Colonel Anstruther looked up sharply.
“Miss Hardwicke is familiar with the grounds at Cole Lester?”
“She says she spent a day there with Lady Colesborough rather more than a year ago, before the marriage. She says she took a particular interest in this yew walk because she hadn’t ever seen anything like it before.”
Colonel Anstruther went on reading:
“‘I thought I ought to be able to see the window. All at once I did see it, because there was a flash of light on the other side of the hedge. And I heard someone calling out. There was a lot of noise. I can’t say whether there was two people shouting or only one. It was just a sudden noise which I wasn’t expecting. I didn’t hear any words, only this noise, and then a shot. After the shot I heard my cousin scream. I ran towards the window, and when I got to the seat I remembered my torch and turned it on. Lady Colesborough was standing there with the pistol in her hand-’ ”
Inspector Boyce coughed.
“She wasn’t saying anything about the pistol till I showed her Lady Colesborough’s statement.”
Colonel Anstruther frowned. Boyce was too fond of the sound of his voice. He read in a repressive tone:
“‘I saw the pistol drop. I looked out of the window and saw Sir Francis lying there on the grass. He was about three yards away from the window. I thought he was dead. I heard someone running towards me down the tunnel. I picked up the pistol and wiped it on my dress. Mr. Somers came-’ ”
Colonel Anstruther said “Tcha!” and struck his knee with the paper.
“Wiped the pistol, did she?” he rapped out.
“The pistol had certainly been wiped, sir. Mr. Somers says she was wiping it when he came up. I think it is quite clear that Miss Hardwicke believed it was Lady Colesborough who had shot Sir Francis. I think that is quite certain. It suggests that she did not hear more than one man’s voice.
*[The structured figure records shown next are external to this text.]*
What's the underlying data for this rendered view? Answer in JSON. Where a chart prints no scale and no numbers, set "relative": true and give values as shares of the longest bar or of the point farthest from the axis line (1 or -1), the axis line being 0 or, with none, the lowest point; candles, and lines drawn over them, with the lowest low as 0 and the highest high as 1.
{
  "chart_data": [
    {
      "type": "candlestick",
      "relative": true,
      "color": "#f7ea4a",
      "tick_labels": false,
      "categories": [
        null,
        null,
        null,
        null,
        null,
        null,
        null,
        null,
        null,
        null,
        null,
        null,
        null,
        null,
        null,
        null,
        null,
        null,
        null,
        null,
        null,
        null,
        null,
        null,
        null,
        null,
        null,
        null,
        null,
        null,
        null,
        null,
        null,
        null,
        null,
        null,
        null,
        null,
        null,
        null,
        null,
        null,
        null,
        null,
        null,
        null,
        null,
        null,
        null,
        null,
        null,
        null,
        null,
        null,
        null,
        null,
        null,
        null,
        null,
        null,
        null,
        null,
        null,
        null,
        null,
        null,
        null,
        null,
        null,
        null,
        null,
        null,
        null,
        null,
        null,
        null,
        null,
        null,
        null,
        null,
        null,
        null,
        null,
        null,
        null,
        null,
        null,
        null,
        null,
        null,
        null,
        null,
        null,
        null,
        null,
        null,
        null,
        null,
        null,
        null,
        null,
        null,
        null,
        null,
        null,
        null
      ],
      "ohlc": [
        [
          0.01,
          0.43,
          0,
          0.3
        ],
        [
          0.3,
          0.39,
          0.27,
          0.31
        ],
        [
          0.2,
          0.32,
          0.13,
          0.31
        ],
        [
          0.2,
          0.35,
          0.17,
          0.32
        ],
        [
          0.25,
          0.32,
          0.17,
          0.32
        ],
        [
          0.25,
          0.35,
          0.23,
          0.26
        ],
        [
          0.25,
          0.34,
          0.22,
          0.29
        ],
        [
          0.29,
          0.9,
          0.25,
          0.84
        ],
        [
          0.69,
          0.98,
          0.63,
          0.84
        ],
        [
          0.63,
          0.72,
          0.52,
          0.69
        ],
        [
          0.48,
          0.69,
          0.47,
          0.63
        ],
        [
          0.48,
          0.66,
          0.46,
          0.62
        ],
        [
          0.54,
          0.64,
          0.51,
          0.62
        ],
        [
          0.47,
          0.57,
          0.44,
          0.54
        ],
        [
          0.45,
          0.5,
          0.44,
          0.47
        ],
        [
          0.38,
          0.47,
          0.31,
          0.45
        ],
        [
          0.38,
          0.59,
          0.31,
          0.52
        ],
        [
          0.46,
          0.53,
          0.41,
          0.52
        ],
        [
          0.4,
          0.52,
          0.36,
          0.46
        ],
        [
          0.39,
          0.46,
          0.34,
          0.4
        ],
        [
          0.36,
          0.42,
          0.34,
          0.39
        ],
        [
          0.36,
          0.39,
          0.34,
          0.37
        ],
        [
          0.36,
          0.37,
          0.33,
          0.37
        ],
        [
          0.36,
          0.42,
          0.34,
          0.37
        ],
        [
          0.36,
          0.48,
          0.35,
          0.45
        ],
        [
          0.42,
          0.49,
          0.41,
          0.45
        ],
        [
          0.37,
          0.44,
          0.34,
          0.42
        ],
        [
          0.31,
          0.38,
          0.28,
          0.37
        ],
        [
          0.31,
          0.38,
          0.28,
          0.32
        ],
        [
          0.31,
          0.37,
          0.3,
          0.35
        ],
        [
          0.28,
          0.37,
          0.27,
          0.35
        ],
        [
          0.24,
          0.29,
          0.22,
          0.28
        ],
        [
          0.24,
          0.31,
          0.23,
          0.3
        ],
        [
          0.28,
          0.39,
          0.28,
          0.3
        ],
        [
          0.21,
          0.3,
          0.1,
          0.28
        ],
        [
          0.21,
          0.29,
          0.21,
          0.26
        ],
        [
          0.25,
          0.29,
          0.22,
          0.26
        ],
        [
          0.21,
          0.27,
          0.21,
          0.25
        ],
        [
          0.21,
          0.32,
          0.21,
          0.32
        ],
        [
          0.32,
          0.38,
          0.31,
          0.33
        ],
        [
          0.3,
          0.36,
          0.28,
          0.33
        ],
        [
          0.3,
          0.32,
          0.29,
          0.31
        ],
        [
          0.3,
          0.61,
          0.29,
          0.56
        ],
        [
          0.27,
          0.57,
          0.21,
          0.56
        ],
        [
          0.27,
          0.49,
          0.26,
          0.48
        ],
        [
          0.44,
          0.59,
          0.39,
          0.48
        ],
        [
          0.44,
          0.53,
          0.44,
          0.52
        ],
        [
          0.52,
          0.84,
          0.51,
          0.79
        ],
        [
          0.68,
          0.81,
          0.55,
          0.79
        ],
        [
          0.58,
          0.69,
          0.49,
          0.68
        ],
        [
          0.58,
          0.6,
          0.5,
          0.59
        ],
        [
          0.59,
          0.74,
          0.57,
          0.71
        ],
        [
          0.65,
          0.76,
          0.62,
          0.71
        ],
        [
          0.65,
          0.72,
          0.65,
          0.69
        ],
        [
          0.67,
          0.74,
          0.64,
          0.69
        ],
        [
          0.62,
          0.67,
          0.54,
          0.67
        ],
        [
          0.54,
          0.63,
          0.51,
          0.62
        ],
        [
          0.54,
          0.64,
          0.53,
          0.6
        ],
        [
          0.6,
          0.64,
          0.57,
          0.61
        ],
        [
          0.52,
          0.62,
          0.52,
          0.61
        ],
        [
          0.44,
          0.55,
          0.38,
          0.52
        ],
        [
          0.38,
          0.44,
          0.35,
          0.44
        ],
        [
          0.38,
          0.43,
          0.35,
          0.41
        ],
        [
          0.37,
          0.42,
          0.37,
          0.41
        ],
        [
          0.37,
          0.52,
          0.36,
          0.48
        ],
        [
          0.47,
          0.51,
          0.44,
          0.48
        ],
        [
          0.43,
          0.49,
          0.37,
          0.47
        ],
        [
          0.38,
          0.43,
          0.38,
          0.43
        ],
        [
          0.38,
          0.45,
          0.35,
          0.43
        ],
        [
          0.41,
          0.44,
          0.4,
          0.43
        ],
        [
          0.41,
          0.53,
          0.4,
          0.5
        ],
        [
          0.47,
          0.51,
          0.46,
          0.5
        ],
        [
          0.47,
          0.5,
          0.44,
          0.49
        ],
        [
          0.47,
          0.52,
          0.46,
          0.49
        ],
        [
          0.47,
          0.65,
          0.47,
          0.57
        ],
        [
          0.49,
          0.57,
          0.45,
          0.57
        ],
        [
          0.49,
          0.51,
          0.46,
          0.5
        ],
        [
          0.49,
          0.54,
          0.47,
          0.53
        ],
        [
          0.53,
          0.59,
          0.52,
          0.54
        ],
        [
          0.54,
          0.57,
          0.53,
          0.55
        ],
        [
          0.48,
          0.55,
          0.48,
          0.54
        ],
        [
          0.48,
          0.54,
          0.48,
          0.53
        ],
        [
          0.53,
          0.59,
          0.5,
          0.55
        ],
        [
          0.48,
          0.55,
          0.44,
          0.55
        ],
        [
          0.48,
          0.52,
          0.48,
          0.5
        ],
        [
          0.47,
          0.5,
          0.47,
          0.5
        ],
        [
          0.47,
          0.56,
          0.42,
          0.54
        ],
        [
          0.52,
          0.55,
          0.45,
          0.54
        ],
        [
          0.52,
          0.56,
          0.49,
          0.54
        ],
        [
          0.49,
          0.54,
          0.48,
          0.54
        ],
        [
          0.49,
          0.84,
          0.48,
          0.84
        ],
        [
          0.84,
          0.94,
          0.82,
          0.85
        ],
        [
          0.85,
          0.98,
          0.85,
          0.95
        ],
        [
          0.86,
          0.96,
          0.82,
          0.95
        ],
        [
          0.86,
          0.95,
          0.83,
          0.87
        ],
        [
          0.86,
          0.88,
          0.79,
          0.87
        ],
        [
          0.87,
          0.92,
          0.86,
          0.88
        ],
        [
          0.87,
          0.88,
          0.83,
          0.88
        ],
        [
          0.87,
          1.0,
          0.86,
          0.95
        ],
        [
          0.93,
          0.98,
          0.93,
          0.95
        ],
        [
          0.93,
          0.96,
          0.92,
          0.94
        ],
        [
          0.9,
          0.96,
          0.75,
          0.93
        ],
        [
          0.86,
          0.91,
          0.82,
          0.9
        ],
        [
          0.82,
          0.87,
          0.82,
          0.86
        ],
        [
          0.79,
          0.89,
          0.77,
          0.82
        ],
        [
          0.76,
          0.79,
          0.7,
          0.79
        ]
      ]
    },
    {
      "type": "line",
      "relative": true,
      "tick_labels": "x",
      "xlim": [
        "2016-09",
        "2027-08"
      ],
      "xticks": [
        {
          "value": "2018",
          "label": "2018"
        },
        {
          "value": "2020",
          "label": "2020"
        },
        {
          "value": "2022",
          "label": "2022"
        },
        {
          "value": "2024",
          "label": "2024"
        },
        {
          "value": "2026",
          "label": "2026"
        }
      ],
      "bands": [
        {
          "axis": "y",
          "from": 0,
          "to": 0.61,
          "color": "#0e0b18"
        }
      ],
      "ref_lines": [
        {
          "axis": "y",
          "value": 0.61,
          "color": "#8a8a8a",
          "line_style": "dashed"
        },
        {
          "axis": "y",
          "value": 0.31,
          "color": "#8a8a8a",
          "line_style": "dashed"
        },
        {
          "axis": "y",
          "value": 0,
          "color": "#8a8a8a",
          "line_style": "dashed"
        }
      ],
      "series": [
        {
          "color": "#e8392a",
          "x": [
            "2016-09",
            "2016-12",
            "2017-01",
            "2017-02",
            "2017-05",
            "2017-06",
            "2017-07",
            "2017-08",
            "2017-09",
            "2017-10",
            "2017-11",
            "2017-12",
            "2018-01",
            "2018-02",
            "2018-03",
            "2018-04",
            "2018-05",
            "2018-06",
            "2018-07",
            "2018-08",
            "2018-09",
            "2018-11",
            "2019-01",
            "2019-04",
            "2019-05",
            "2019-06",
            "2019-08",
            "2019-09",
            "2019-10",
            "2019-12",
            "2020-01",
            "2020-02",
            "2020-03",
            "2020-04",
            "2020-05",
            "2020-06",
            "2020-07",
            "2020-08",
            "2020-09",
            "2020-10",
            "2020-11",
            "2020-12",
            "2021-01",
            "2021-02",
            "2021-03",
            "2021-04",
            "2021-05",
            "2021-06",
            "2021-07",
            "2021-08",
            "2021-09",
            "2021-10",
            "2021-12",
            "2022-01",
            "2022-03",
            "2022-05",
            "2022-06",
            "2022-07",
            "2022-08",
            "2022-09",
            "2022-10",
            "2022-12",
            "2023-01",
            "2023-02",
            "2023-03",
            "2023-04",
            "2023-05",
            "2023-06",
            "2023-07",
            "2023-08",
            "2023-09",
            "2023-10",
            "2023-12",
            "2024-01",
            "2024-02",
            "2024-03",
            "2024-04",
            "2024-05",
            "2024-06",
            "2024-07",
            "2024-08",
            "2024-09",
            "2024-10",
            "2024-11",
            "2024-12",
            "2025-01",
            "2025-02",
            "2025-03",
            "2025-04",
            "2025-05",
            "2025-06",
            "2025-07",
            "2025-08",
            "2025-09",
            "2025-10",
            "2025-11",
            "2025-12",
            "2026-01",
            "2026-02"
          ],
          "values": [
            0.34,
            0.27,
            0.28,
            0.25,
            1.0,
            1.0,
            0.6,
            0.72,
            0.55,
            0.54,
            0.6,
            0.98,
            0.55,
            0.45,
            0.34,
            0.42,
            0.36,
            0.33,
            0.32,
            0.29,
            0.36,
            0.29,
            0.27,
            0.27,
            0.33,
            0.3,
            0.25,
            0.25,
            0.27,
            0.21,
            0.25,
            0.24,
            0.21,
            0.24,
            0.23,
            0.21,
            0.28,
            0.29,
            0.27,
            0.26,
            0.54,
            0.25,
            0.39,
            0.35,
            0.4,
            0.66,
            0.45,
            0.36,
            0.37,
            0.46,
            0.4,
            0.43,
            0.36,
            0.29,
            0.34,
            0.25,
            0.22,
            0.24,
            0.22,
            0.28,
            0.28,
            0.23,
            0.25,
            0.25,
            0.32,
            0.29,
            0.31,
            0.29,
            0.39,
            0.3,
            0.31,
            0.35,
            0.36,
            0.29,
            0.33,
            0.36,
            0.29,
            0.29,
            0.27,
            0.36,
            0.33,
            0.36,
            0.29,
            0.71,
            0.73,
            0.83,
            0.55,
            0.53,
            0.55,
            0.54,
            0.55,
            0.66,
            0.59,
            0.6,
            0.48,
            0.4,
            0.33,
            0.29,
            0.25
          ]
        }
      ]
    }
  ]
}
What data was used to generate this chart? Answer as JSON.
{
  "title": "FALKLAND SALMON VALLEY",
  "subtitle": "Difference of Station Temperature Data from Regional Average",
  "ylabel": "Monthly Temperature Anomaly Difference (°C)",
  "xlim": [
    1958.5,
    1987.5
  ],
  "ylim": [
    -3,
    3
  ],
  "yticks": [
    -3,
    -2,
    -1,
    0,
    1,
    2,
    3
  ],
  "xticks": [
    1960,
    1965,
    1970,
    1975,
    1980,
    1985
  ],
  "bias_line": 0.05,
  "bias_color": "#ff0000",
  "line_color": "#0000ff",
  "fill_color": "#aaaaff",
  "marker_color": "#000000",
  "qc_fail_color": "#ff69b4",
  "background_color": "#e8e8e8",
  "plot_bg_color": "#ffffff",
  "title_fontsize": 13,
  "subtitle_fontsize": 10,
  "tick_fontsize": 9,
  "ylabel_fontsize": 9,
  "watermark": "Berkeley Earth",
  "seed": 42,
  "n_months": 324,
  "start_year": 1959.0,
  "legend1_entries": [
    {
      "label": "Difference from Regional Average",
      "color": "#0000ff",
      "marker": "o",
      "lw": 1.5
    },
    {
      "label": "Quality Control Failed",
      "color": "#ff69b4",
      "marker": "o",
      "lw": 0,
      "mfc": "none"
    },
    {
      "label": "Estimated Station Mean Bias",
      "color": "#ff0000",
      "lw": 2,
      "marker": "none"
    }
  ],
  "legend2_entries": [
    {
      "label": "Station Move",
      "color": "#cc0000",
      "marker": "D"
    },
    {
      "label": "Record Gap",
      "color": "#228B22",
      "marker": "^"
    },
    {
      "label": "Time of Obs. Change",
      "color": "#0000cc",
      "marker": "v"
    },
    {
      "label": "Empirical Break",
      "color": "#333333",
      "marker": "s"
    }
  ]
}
If she had got any impression that there were two men there quarrelling, she would not have suspected Lady Colesborough, and she would not have wiped the pistol.”
“Nonsense!” said Colonel Anstruther. “You’re talking as if young women are reasonable creatures. They’re not. They don’t reason at all. They don’t think, except about their face-creams and their frocks. I’ve got three daughters and I know.”
Inspector Boyce maintained a rigid decorum. Nobody but their father would have suspected the Misses Anstruther of devotion to frocks or face-creams. They were plain, meek women who did as they were told and left their faces as nature had most unfortunately made them.
“Well, she wiped the pistol. Any finger-marks left?”
“Nothing to speak of, sir.”
“How do you mean, nothing to speak of?”
“She’d held it in a bit of her dress and wiped it as well as she could. She was quite frank about it-said she was frightened of leaving her own finger-prints. But she missed one low down on the butt. It’s no value, because she’s not denying she handled the pistol. It’s a terrible pity she wiped it. We’d have known for certain whether this Zero was really there if she hadn’t, and if we’d got a good print we might have roped him in.”